Gegenüber der Grausteiner Kita steht eine verwitterte Bushaltestelle, die ihre besten Jahre bereits hinter sich hat. Windschief und teils abgeplatztes Holz schrecken die Grausteiner Senioren allerdings nicht davor ab, im Unterstand Platz zu nehmen. „Dort warten sie regelmäßig auf den mobilen Supermarkt, der stets vor der Kita Halt macht“, erklärt Ortsvorsteher David Lamm im Zuge der Ortsteilbegehung mit der Bürgermeisterin und ihrem Stab. Als Bushaltestelle werde dieses Objekt allerdings längst nicht mehr genutzt, was vermutlich ein schnelleres „Eingreifen“ erforderlich gemacht hätte, fügt er hinzu.

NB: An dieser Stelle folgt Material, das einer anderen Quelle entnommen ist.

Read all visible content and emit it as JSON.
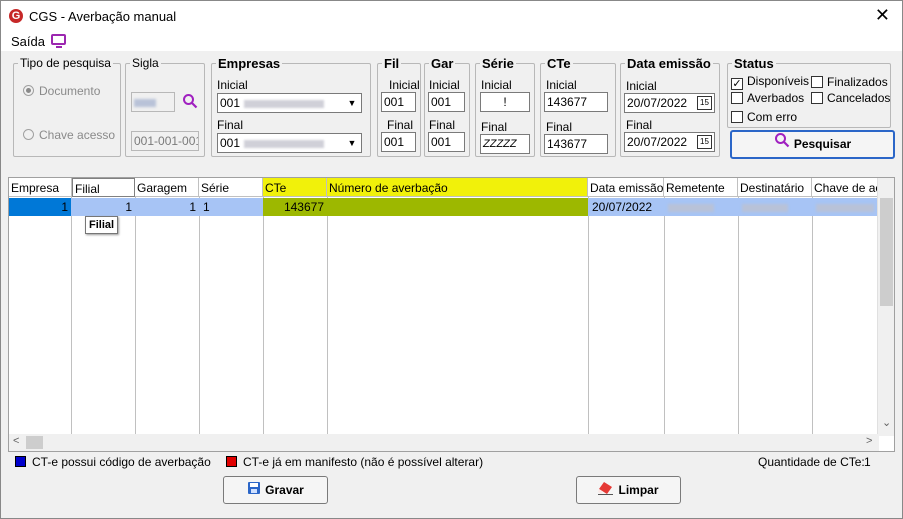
{
  "window": {
    "title": "CGS - Averbação manual",
    "logo_letter": "G"
  },
  "menu": {
    "saida": "Saída"
  },
  "tipo_pesquisa": {
    "legend": "Tipo de pesquisa",
    "options": [
      "Documento",
      "Chave acesso"
    ]
  },
  "sigla": {
    "legend": "Sigla",
    "value2": "001-001-001"
  },
  "empresas": {
    "legend": "Empresas",
    "inicial_label": "Inicial",
    "inicial_value": "001",
    "final_label": "Final",
    "final_value": "001"
  },
  "fil": {
    "legend": "Fil",
    "inicial_label": "Inicial",
    "inicial_value": "001",
    "final_label": "Final",
    "final_value": "001"
  },
  "gar": {
    "legend": "Gar",
    "inicial_label": "Inicial",
    "inicial_value": "001",
    "final_label": "Final",
    "final_value": "001"
  },
  "serie": {
    "legend": "Série",
    "inicial_label": "Inicial",
    "inicial_value": "!",
    "final_label": "Final",
    "final_value": "ZZZZZ"
  },
  "cte": {
    "legend": "CTe",
    "inicial_label": "Inicial",
    "inicial_value": "143677",
    "final_label": "Final",
    "final_value": "143677"
  },
  "data_emissao": {
    "legend": "Data emissão",
    "inicial_label": "Inicial",
    "inicial_value": "20/07/2022",
    "final_label": "Final",
    "final_value": "20/07/2022",
    "cal_icon": "15"
  },
  "status": {
    "legend": "Status",
    "disponiveis": "Disponíveis",
    "finalizados": "Finalizados",
    "averbados": "Averbados",
    "cancelados": "Cancelados",
    "com_erro": "Com erro",
    "check_mark": "✓"
  },
  "buttons": {
    "pesquisar": "Pesquisar",
    "gravar": "Gravar",
    "limpar": "Limpar"
  },
  "grid": {
    "columns": [
      "Empresa",
      "Filial",
      "Garagem",
      "Série",
      "CTe",
      "Número de averbação",
      "Data emissão",
      "Remetente",
      "Destinatário",
      "Chave de ac"
    ],
    "row": {
      "empresa": "1",
      "filial": "1",
      "garagem": "1",
      "serie": "1",
      "cte": "143677",
      "numero_averbacao": "",
      "data_emissao": "20/07/2022"
    },
    "tooltip": "Filial"
  },
  "footer": {
    "legend_blue": "CT-e possui código de averbação",
    "legend_red": "CT-e já em manifesto (não é possível alterar)",
    "quantidade_label": "Quantidade de CTe:",
    "quantidade_value": "1"
  },
  "colors": {
    "blue_legend": "#0000cc",
    "red_legend": "#e00000",
    "highlight_yellow": "#f1f10a",
    "row_green": "#9db800",
    "row_blue": "#a7c4f5"
  },
  "scroll": {
    "left": "<",
    "right": ">",
    "down": "⌄"
  }
}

Während die Stadtchefin, Christine Herntier, das Häuschen eher mitleidig mustert, geht Baufachbereichsleiter Gerd Schmiedel direkt auf Tuchfühlung und prüft dessen Standfestigkeit. Derweil äußert Lamm den Wunsch, die Haltestelle, an der der „Zahn der Zeit schon ordentlich genagt hat“, wieder etwas „aufzuarbeiten“. Nachdem der Baufachmann das „Häuschen“ unter die Lupe genommen hat, macht er dem Ortsvorsteher Hoffnung. „Theoretisch lassen sich die Bretter ohne großen Aufwand entfernen, weshalb wir diesen Hinweis auch gern prüfen können“, so Schmiedel, was Protokollantin Madlen Sommer umgehend notiert.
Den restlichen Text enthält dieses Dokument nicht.